As for her first ever film appearance? The 37-year-old revealed that she made her debut in father Ron Howard's 1989 comedy "Parenthood" starring Steve Martin.

"But I was sitting in his [director's] chair, on his shoulders, hanging out kind of nonstop on set. I think that was really an incredible experience for me," shared the actress, who is now set to star in "Jurassic World: Fallen Kingdom" on Friday.

And by being on set 24/7, Bryce says she understood how talented her father was early on.

"I always knew that what he was doing was awesome and that his job was awesome because I was always on sets," explained the actress, adding that she even remembers being on the sets of films like "Cocoon" and "Splash."

"These were my earliest memories, and he was very inclusive of me in particular because I was the oldest, and I was the most interested," she explained. "And his parents were very inclusive with him, which is how he became an actor at the age of like four, and so I think because he was a prodigy, he just sort of assumed that we would all be like capable of understanding everything.”

But it wasn't until Dallas was in high school that she decided to pursue acting.

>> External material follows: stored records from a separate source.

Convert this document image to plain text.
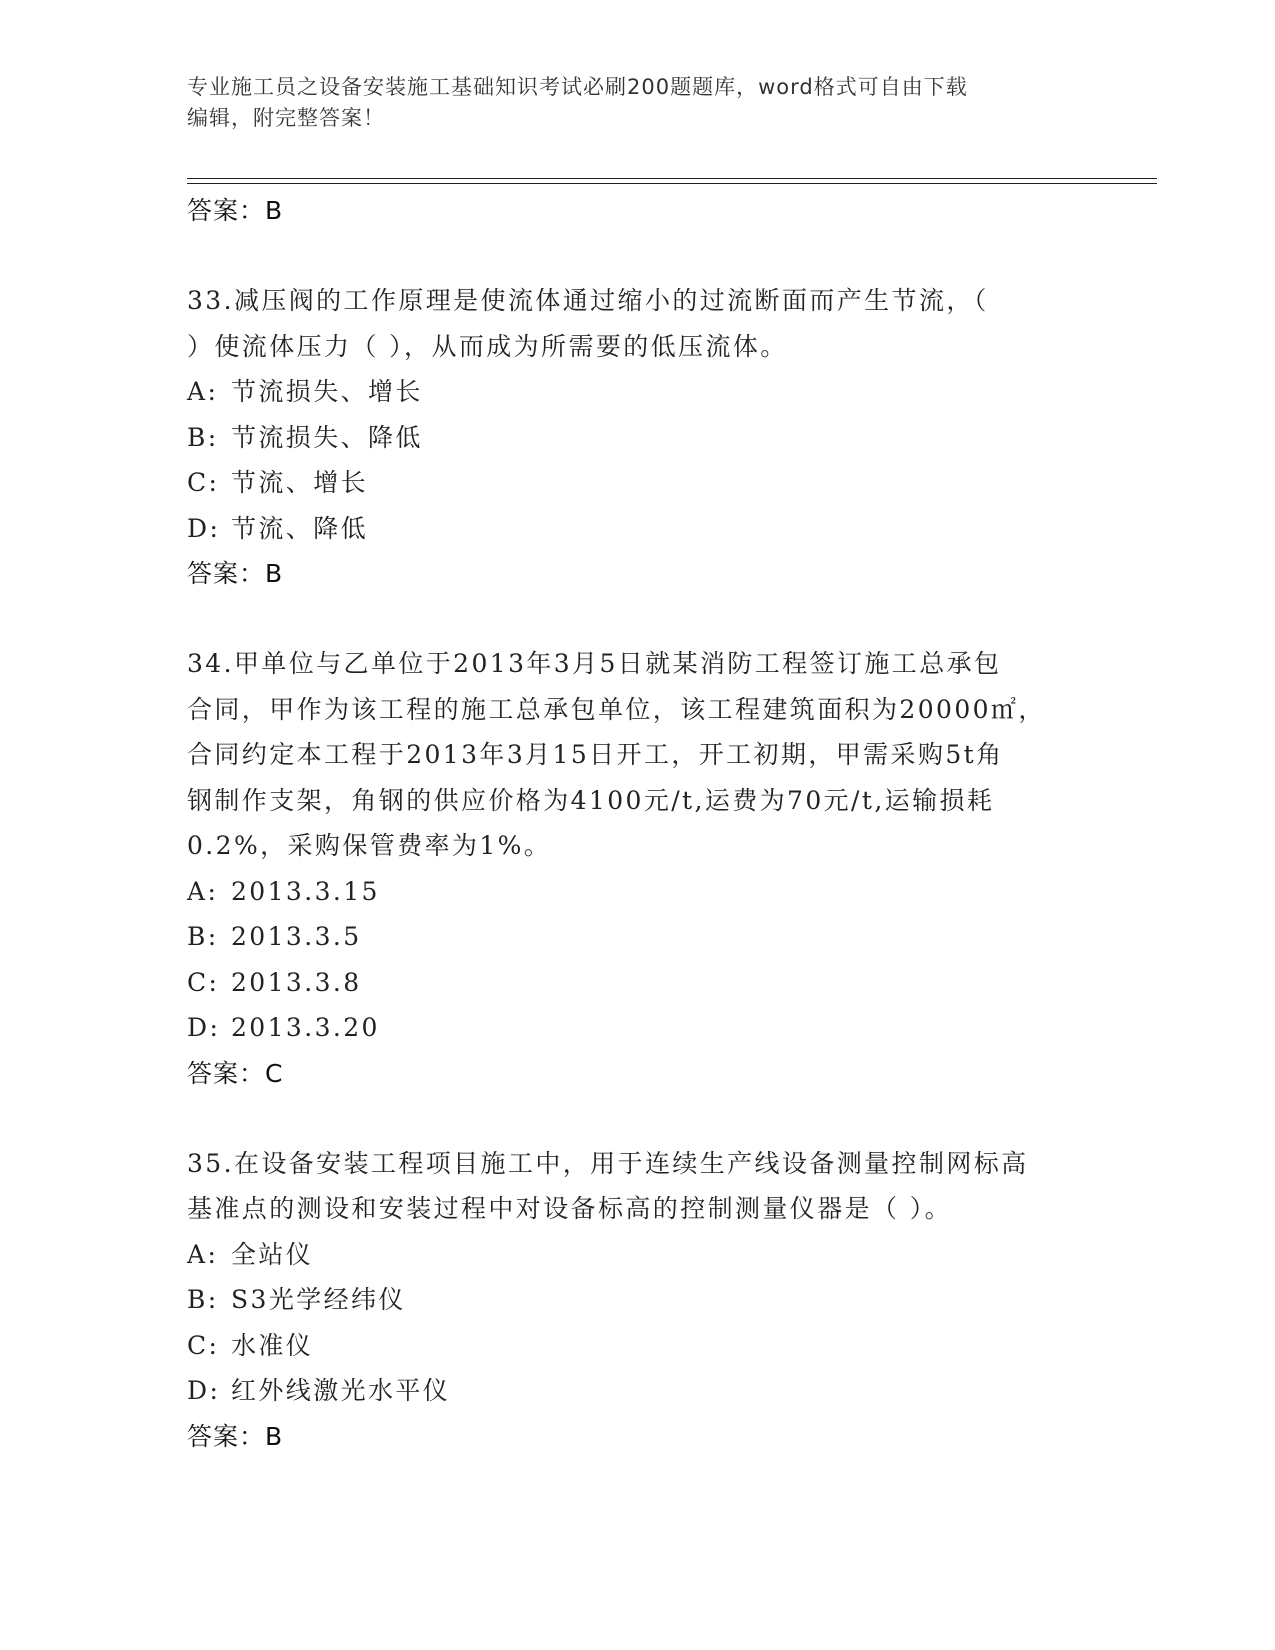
专业施工员之设备安装施工基础知识考试必刷200题题库，word格式可自由下载
编辑，附完整答案！
答案：B
33.减压阀的工作原理是使流体通过缩小的过流断面而产生节流，（
）使流体压力（ ），从而成为所需要的低压流体。
A: 节流损失、增长
B: 节流损失、降低
C: 节流、增长
D: 节流、降低
答案：B
34.甲单位与乙单位于2013年3月5日就某消防工程签订施工总承包
合同，甲作为该工程的施工总承包单位，该工程建筑面积为20000㎡，
合同约定本工程于2013年3月15日开工，开工初期，甲需采购5t角
钢制作支架，角钢的供应价格为4100元/t,运费为70元/t,运输损耗
0.2%，采购保管费率为1%。
A: 2013.3.15
B: 2013.3.5
C: 2013.3.8
D: 2013.3.20
答案：C
35.在设备安装工程项目施工中，用于连续生产线设备测量控制网标高
基准点的测设和安装过程中对设备标高的控制测量仪器是（ ）。
A: 全站仪
B: S3光学经纬仪
C: 水准仪
D: 红外线激光水平仪
答案：B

“When I look back at my journals when I was a kid and stuff like that, it never occurred to me to be an actor, it really actually didn’t occur to me to act until I was in high school. I was really into writing," admitted Dallas, who went on to share that the idea to become an actress happened during a summer camp.

"I think that, that was the first time that I was really like, ‘Oh people really do this. This is fun. This is really, really fun, and people can do this,'" shared the actress, adding that she got to be a part of "Midsummer Night’s Dream" alongside Natalie Portman.

"I remember I said at the end of the camp, I said to her, ‘Oh gosh. I hope one day that you get to work with my day that would be so fun,’ and she goes, ‘Bryce. I hope I get to work with you," recalled Dallas.

"I was sort of taken aback for a second because I never thought of myself as someone who would be able to do that all."